2017-09-29 14:22:08.372504 7fd43ac3a700  0 -- 10.8.128.61:6800/2359662045 >> 10.8.128.58:6800/3613195149 conn(0x55e9fd8ed000 :6800 s=STATE_ACCEPTING_WAIT_CONNECT_MSG_AUTH pgs=0 cs=0 l=0).handle_connect_msg accept connect_seq 0 vs existing csq=0 existing_state=STATE_CONNECTING_WAIT_CONNECT_REPLY
2017-09-29 14:22:08.406067 7fd4384c0700  1 mds.1.10181 resolve_done
2017-09-29 14:22:08.409016 7fd4384c0700 -1 /builddir/build/BUILD/ceph-12.2.1/src/mds/MDCache.cc: In function 'void MDCache::handle_cache_rejoin_weak(MMDSCacheRejoin*)' thread 7fd4384c0700 time 2017-09-29 14:22:08.406215
/builddir/build/BUILD/ceph-12.2.1/src/mds/MDCache.cc: 4332: FAILED assert(mds->is_rejoin())

 ceph version 12.2.1-2.el7cp (965390e1785cd23ffde159014f25f9490e479668) luminous (stable)
 1: (ceph::__ceph_assert_fail(char const*, char const*, int, char const*)+0x110) [0x55e9f4316390]
 2: (MDCache::handle_cache_rejoin_weak(MMDSCacheRejoin*)+0x16cf) [0x55e9f410ae9f]
 3: (MDCache::handle_cache_rejoin(MMDSCacheRejoin*)+0x24b) [0x55e9f410f75b]
 4: (MDCache::dispatch(Message*)+0xa5) [0x55e9f4114d85]
 5: (MDSRank::handle_deferrable_message(Message*)+0x5c4) [0x55e9f3ffd624]
 6: (MDSRank::_dispatch(Message*, bool)+0x1e3) [0x55e9f400af13]
 7: (MDSRankDispatcher::ms_dispatch(Message*)+0x15) [0x55e9f400bd55]
 8: (MDSDaemon::ms_dispatch(Message*)+0xf3) [0x55e9f3ff4f33]
 9: (DispatchQueue::entry()+0x792) [0x55e9f45f9c12]
 10: (DispatchQueue::DispatchThread::entry()+0xd) [0x55e9f439c5fd]
 11: (()+0x7e25) [0x7fd43d712e25]
 12: (clone()+0x6d) [0x7fd43c7f534d]
 NOTE: a copy of the executable, or `objdump -rdS <executable>` is needed to interpret this.

Version-Release number of selected component (if applicable):
ceph version 12.2.1-2.el7cp (965390e1785cd23ffde159014f25f9490e479668) luminous (stable)

How reproducible:
1/1

Steps to Reproduce:
Cluster was in degraded state. removed one OSD node(3 OSD daemon) from cluster and changed the replication size from 3 to 2 (min_size 1 & size 2), during degraded IO's did failover of MDS.

Actual results:
NA

Expected results:
NA

Additional info:
NA

Comment 2 Yan, Zheng 2017-10-01 02:02:55 UTC

probably mds state is still resolve, wanted_state is rejoin

Comment 3 Yan, Zheng 2017-10-01 02:15:33 UTC

Ignore my previous comment.

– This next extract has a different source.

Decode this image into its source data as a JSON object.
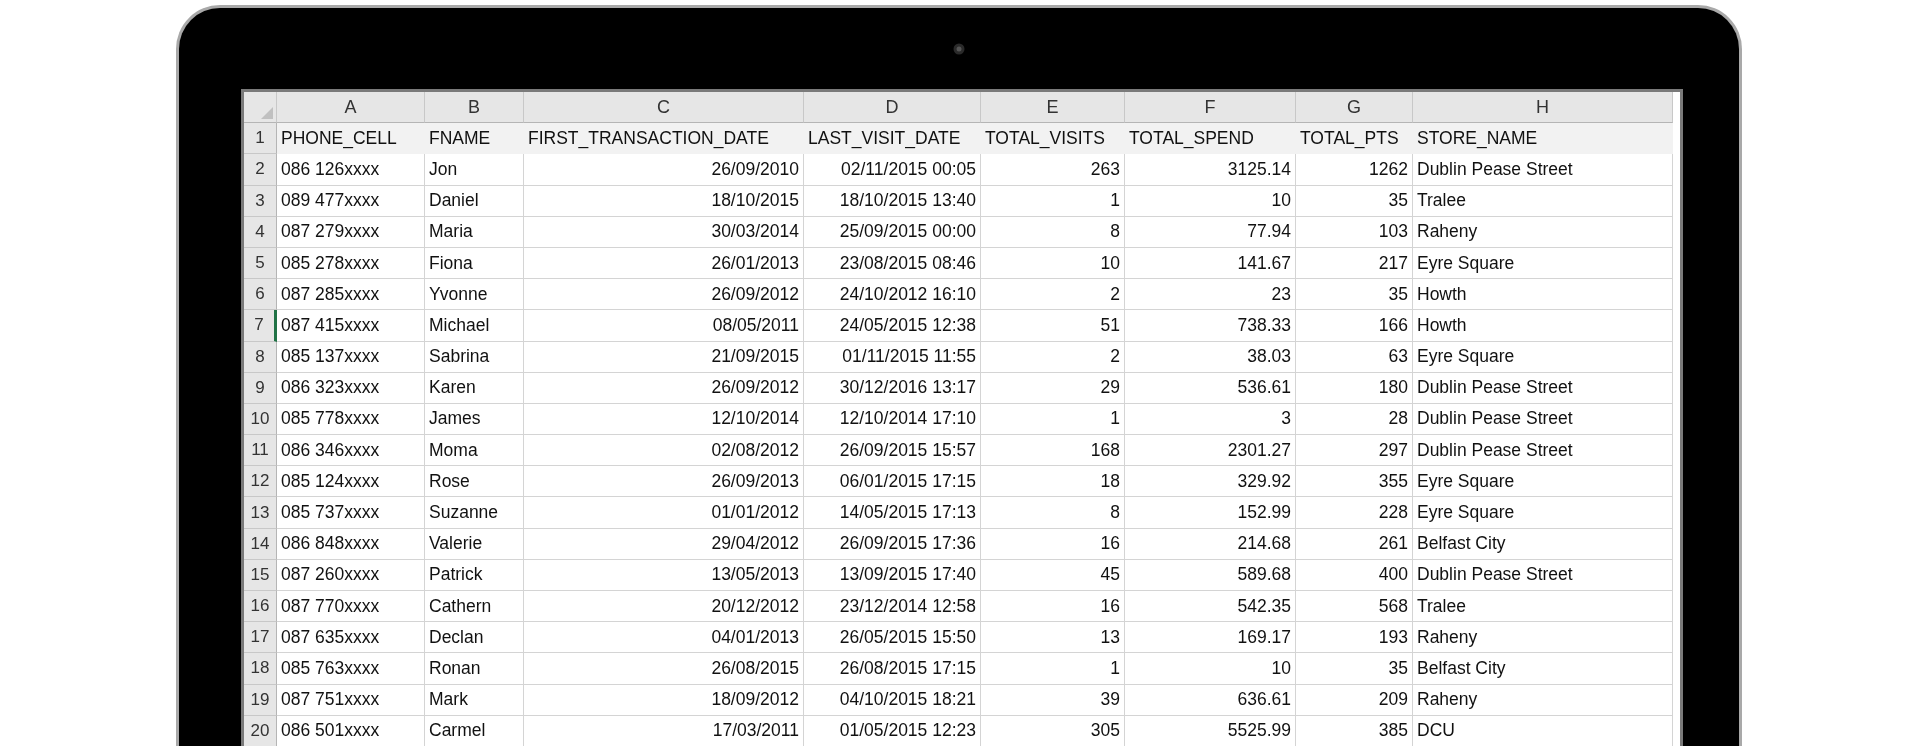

Please upload log of mds.0

Comment 4 Ramakrishnan Periyasamy 2017-10-04 04:56:45 UTC

Created attachment 1334036 [details]
mds.0 node logs.

Attached mds.0 node logs.

Comment 6 Yan, Zheng 2017-10-09 02:54:11 UTC

yes. the mds got MMDSCacheRejoin message in unexpected state, so it killed itself.

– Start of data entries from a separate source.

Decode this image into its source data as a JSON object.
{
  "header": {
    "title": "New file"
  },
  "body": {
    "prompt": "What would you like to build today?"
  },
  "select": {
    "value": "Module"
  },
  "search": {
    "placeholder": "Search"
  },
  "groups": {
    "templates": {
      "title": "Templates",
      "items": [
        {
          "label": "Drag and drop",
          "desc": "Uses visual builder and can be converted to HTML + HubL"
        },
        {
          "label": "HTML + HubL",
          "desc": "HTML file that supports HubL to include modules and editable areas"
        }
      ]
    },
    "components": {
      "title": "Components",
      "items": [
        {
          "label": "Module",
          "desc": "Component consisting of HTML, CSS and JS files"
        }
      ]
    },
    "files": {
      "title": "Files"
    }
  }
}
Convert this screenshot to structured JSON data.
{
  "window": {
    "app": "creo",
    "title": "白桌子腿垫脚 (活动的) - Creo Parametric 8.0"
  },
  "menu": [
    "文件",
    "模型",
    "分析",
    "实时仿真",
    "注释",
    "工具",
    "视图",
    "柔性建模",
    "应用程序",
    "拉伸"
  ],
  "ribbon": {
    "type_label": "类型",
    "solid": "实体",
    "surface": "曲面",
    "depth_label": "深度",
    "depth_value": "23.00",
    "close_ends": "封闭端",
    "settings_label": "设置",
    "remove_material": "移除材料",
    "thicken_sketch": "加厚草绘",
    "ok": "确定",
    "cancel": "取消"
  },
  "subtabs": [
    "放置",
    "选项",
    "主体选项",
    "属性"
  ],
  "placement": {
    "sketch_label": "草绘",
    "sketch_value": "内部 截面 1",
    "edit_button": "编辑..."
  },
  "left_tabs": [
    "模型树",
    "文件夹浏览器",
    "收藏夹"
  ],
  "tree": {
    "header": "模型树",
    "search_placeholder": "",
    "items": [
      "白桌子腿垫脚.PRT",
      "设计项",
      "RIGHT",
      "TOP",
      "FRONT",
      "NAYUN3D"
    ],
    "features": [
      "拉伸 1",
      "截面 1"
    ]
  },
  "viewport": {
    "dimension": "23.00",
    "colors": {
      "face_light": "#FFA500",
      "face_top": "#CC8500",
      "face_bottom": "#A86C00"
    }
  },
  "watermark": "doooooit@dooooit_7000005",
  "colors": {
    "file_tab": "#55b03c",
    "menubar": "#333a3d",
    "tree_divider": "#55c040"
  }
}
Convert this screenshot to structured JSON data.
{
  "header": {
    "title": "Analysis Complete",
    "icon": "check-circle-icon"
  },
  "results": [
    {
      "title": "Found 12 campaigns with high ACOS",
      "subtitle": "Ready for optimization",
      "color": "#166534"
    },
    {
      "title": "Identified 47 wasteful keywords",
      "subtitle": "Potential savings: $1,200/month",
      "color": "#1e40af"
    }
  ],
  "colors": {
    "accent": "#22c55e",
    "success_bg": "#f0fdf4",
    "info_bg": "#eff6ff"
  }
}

The unexpected message was sent from 10.8.128.58 (magna058). but it seems the log has been deleted.

Comment 14 Ramakrishnan Periyasamy 2017-10-24 03:51:10 UTC

Tried multiple times unable to reproduce the bug, For now moving the bug to closed state as "Works for ME". Will re-open the bug if mds assert reproduced.